Helviti, un lac d'enfer

Un peu hébété, on se remet à pédaler, vers le nord, pour croiser un monstre d'acier - en fait, une centrale géothermique. L'Islande a eu la lumineuse idée d'exploiter ces ressources énergétiques souterraines inépuisables. Elles couvrent près du quart des besoins en électricité et 80% du chauffage.

Dominant l'édifice, un pic montagneux réserve une belle surprise: un lac géant, Helviti, s'est niché en son sein, arborant une teinte variant avec la météo: tantôt vert émeraude, tantôt bleu azur. Helviti, quel nom inapproprié! En effet, il signifie «enfer», ce qui contraste avec cette vue paradisiaque.

14h

On craque pour le Krafla

Après avoir gambadé au gré de ces chefs-d'oeuvre naturels, rendons visite au chef d'orchestre de cette cacophonie géologique: l'incroyable Krafla! Ce volcan hyperactif a composé le visage de la région, à grand renfort d'éruptions - son dernier opus datant de 1984.

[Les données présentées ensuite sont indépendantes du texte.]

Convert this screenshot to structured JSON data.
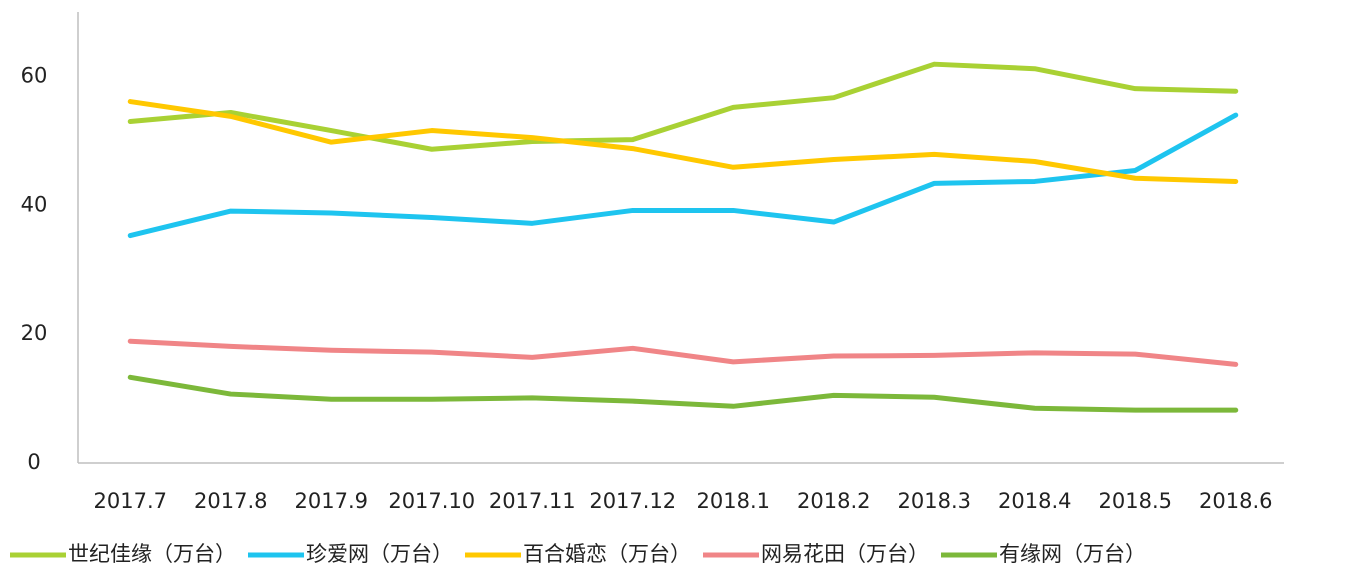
{
  "chart_data": {
    "type": "line",
    "categories": [
      "2017.7",
      "2017.8",
      "2017.9",
      "2017.10",
      "2017.11",
      "2017.12",
      "2018.1",
      "2018.2",
      "2018.3",
      "2018.4",
      "2018.5",
      "2018.6"
    ],
    "series": [
      {
        "name": "世纪佳缘（万台）",
        "color": "#a9d134",
        "values": [
          53.0,
          54.4,
          51.6,
          48.7,
          49.9,
          50.2,
          55.2,
          56.7,
          61.9,
          61.2,
          58.1,
          57.7
        ]
      },
      {
        "name": "珍爱网（万台）",
        "color": "#1ec4ef",
        "values": [
          35.3,
          39.1,
          38.8,
          38.1,
          37.2,
          39.2,
          39.2,
          37.4,
          43.4,
          43.7,
          45.4,
          54.0
        ]
      },
      {
        "name": "百合婚恋（万台）",
        "color": "#ffc800",
        "values": [
          56.1,
          53.8,
          49.8,
          51.6,
          50.5,
          48.8,
          45.9,
          47.1,
          47.9,
          46.8,
          44.2,
          43.7
        ]
      },
      {
        "name": "网易花田（万台）",
        "color": "#f08587",
        "values": [
          18.9,
          18.1,
          17.5,
          17.2,
          16.4,
          17.8,
          15.7,
          16.6,
          16.7,
          17.1,
          16.9,
          15.3
        ]
      },
      {
        "name": "有缘网（万台）",
        "color": "#7cb83a",
        "values": [
          13.3,
          10.7,
          9.9,
          9.9,
          10.1,
          9.6,
          8.8,
          10.5,
          10.2,
          8.5,
          8.2,
          8.2
        ]
      }
    ],
    "ylim": [
      0,
      70
    ],
    "yticks": [
      0,
      20,
      40,
      60
    ],
    "grid": false,
    "legend": "bottom"
  }
}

Dans un décor de désolation, de style «post-guerre nucléaire», on déambule sur les coulées de lave durcie, admirant les étendues noircies à perte de vue. De la fumée s'échappe encore par certaines fissures! On espère en revanche ne pas assister à la reprise de la symphonie volcanique de maître Krafla.

17h

Du bain et des jeux

En Islande, les touristes s'agglutinent au Lagon bleu, bassin thermal stratégiquement situé entre l'aéroport international et Reykjavik. Mais entre le Krafla et le lac Mvatn se trouve une solution de rechange idéale: le Jardbodin, copie conforme du Lagon bleu... la cohue en moins. Dans ces eaux insolites d'un bleu laiteux, opaques, chargées de silice, le randonneur las de vagabonder se prélasse et se demande, pour une dernière fois, sur quelle nouvelle planète il vient d'amerrir.